AUTODESK:
ReCap × African Fossils
Creative Direction
User Interface
Interaction
Enterprise Cross-Marketing
This interactive timeline, powered by Autodesk's ReCap® Pro, curates a Cloud–generated database of 3D archeological specimens dating back 20 million years. This partnership with Autodesk, Louise Leaky, and her Stony Brooks foundation showcases ReCap's reality capture in a cross-marketing effort that spot-lit both endeavors.
ReCap® × AFRICAN FOSSILS
DISCOVERY
I worked with Autodesk on the launch of ReCap® Pro: 3D scanning and reality capture software that allows users to create 3D models from laser scans or photographs.
ReCap® can create high-quality 3D models of real-world objects and environments, allowing users to share point clouds and meshes with other teams for everything from infrastructure design, construction verification, drone captures, and game asset creation.
To market the tool, Autodesk partnered with renowned archeologist, Louise Leakey, who used the software to image real artifacts from her dig sites, and archive them as 3D specimens on the cloud.

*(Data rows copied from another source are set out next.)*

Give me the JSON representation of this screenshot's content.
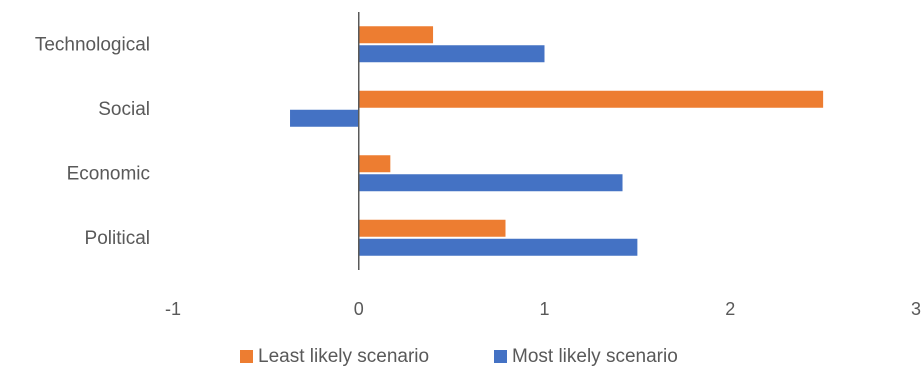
{
  "chart_data": {
    "type": "bar",
    "orientation": "horizontal",
    "categories": [
      "Technological",
      "Social",
      "Economic",
      "Political"
    ],
    "series": [
      {
        "name": "Least likely scenario",
        "color": "#ED7D31",
        "values": [
          0.4,
          2.5,
          0.17,
          0.79
        ]
      },
      {
        "name": "Most likely scenario",
        "color": "#4472C4",
        "values": [
          1.0,
          -0.37,
          1.42,
          1.5
        ]
      }
    ],
    "xlim": [
      -1,
      3
    ],
    "xticks": [
      "-1",
      "0",
      "1",
      "2",
      "3"
    ],
    "grid": false,
    "legend_position": "bottom"
  }
}
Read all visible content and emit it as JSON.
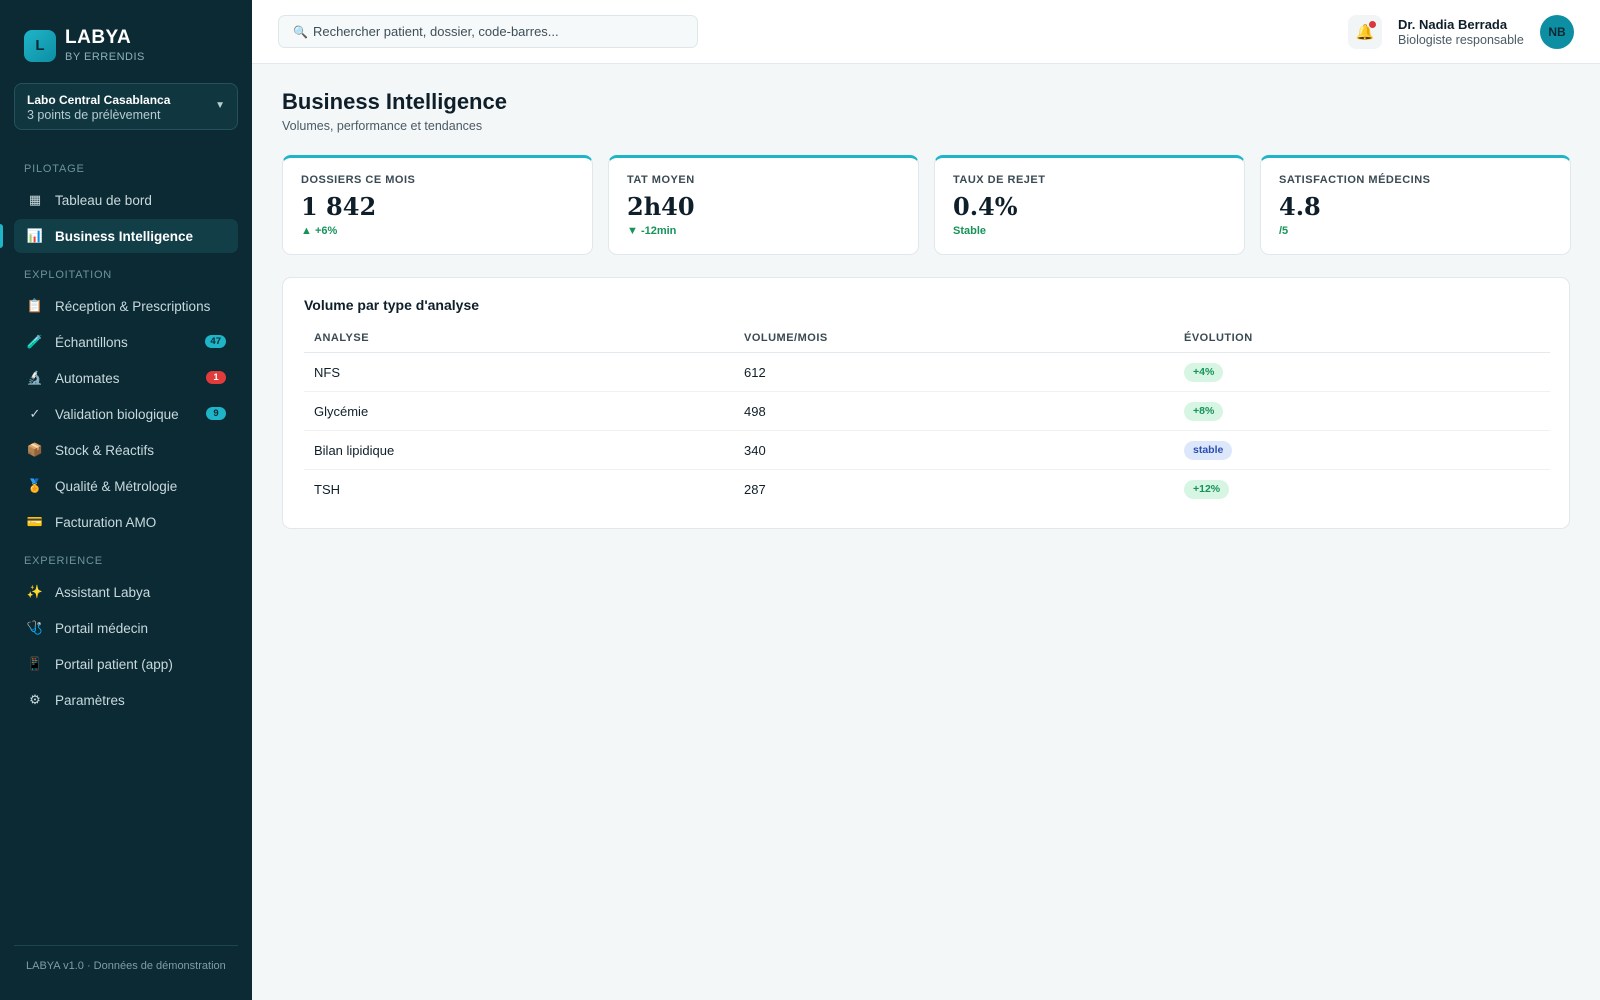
{
  "brand": {
    "logo_letter": "L",
    "name": "LABYA",
    "sub": "BY ERRENDIS"
  },
  "site": {
    "name": "Labo Central Casablanca",
    "sub": "3 points de prélèvement"
  },
  "sidebar": {
    "sections": [
      "PILOTAGE",
      "EXPLOITATION",
      "EXPERIENCE"
    ],
    "items": [
      {
        "label": "Tableau de bord",
        "icon": "grid-icon"
      },
      {
        "label": "Business Intelligence",
        "icon": "bar-chart-icon"
      },
      {
        "label": "Réception & Prescriptions",
        "icon": "clipboard-icon"
      },
      {
        "label": "Échantillons",
        "icon": "test-tube-icon",
        "badge": "47"
      },
      {
        "label": "Automates",
        "icon": "microscope-icon",
        "badge": "1"
      },
      {
        "label": "Validation biologique",
        "icon": "check-icon",
        "badge": "9"
      },
      {
        "label": "Stock & Réactifs",
        "icon": "package-icon"
      },
      {
        "label": "Qualité & Métrologie",
        "icon": "medal-icon"
      },
      {
        "label": "Facturation AMO",
        "icon": "credit-card-icon"
      },
      {
        "label": "Assistant Labya",
        "icon": "sparkles-icon"
      },
      {
        "label": "Portail médecin",
        "icon": "stethoscope-icon"
      },
      {
        "label": "Portail patient (app)",
        "icon": "phone-icon"
      },
      {
        "label": "Paramètres",
        "icon": "gear-icon"
      }
    ],
    "footer": "LABYA v1.0 · Données de démonstration"
  },
  "topbar": {
    "search_placeholder": "Rechercher patient, dossier, code-barres...",
    "user_name": "Dr. Nadia Berrada",
    "user_role": "Biologiste responsable",
    "avatar_initials": "NB"
  },
  "page": {
    "title": "Business Intelligence",
    "subtitle": "Volumes, performance et tendances"
  },
  "kpis": [
    {
      "label": "DOSSIERS CE MOIS",
      "value": "1 842",
      "delta": "▲ +6%"
    },
    {
      "label": "TAT MOYEN",
      "value": "2h40",
      "delta": "▼ -12min"
    },
    {
      "label": "TAUX DE REJET",
      "value": "0.4%",
      "delta": "Stable"
    },
    {
      "label": "SATISFACTION MÉDECINS",
      "value": "4.8",
      "delta": "/5"
    }
  ],
  "table": {
    "title": "Volume par type d'analyse",
    "headers": [
      "ANALYSE",
      "VOLUME/MOIS",
      "ÉVOLUTION"
    ],
    "rows": [
      {
        "analyse": "NFS",
        "volume": "612",
        "evolution": "+4%"
      },
      {
        "analyse": "Glycémie",
        "volume": "498",
        "evolution": "+8%"
      },
      {
        "analyse": "Bilan lipidique",
        "volume": "340",
        "evolution": "stable"
      },
      {
        "analyse": "TSH",
        "volume": "287",
        "evolution": "+12%"
      }
    ]
  },
  "colors": {
    "sidebar_bg": "#0b2a33",
    "accent": "#1fb5c9",
    "positive": "#17935a",
    "alert": "#e23b3b"
  }
}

An interactive timeline seemed like the perfect activation to showcase both the software and Louise's critical work.
THE FUTURE OF ARCHEOLOGY
Beyond commercial applications, LiDAR topography is an incredibly valuable tool for archaeologists. ReCap® Pro works hand-in-glove with LiDAR: together, they can reveal hidden features by penetrating vegetation, record the ground surface, and reveal previously undetectable archaeological features.

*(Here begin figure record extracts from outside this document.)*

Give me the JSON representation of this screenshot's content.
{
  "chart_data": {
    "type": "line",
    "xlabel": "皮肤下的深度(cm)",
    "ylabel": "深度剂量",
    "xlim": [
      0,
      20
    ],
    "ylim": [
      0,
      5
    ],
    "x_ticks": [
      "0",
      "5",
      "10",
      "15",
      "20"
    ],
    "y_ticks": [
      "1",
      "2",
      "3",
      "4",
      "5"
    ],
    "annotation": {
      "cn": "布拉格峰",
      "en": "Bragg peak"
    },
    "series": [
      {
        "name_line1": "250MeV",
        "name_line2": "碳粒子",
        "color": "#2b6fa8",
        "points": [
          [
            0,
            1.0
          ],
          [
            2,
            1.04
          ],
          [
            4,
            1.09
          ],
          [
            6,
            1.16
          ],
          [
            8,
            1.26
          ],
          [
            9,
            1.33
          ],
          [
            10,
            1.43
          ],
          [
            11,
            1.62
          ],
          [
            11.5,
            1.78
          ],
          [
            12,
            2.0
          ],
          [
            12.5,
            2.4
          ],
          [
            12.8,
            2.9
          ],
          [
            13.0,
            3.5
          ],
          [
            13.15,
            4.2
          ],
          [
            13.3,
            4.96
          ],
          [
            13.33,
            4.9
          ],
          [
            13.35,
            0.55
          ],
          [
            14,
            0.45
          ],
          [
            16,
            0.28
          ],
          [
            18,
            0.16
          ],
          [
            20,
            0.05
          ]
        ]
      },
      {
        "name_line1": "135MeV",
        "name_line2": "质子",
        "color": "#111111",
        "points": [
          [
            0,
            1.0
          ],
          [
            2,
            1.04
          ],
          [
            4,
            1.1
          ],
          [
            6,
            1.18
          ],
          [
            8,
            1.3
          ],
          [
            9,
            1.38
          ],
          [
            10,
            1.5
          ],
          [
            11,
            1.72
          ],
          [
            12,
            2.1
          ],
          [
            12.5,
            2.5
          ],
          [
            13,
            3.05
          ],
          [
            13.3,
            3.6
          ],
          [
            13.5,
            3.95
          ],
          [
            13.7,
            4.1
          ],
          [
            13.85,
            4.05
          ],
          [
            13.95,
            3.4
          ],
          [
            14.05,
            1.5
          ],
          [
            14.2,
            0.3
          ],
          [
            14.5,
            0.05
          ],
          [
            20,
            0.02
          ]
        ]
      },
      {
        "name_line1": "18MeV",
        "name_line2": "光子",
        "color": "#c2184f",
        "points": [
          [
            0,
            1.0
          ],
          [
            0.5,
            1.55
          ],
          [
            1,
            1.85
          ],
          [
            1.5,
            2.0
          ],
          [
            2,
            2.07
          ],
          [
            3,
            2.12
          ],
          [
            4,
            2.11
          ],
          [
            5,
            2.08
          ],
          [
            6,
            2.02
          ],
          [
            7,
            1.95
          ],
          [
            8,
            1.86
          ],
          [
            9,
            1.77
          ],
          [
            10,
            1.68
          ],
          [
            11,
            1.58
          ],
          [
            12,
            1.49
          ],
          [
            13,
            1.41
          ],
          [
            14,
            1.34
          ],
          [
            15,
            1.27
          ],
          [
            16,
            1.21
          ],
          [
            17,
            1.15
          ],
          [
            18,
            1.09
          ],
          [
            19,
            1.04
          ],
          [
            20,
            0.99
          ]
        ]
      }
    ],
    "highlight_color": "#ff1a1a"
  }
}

For example, LiDAR has helped Stony Brooks uncover hidden buildings and artifacts in the rainforests of Mesoamerica. Beyond individual, highly detailed specimens, ReCap® can produce highly accurate three-dimensional models of land surfaces, including the shapes and orientations of buildings, rapidly assessing large areas for archaeological potential, an mapping entire sites in a single afternoon. With the help of LiDAR and ReCap® modeling, we might be able to accomplish hundreds of years of archeological work in a matter of months.
While ReCap is mainly an industrial tool, testing it in the field with Louise Leaky not only helped perfect the software, but generated more interest in the technology, garnered funding, updates, and a final release that has far-reaching industrial and social and implications.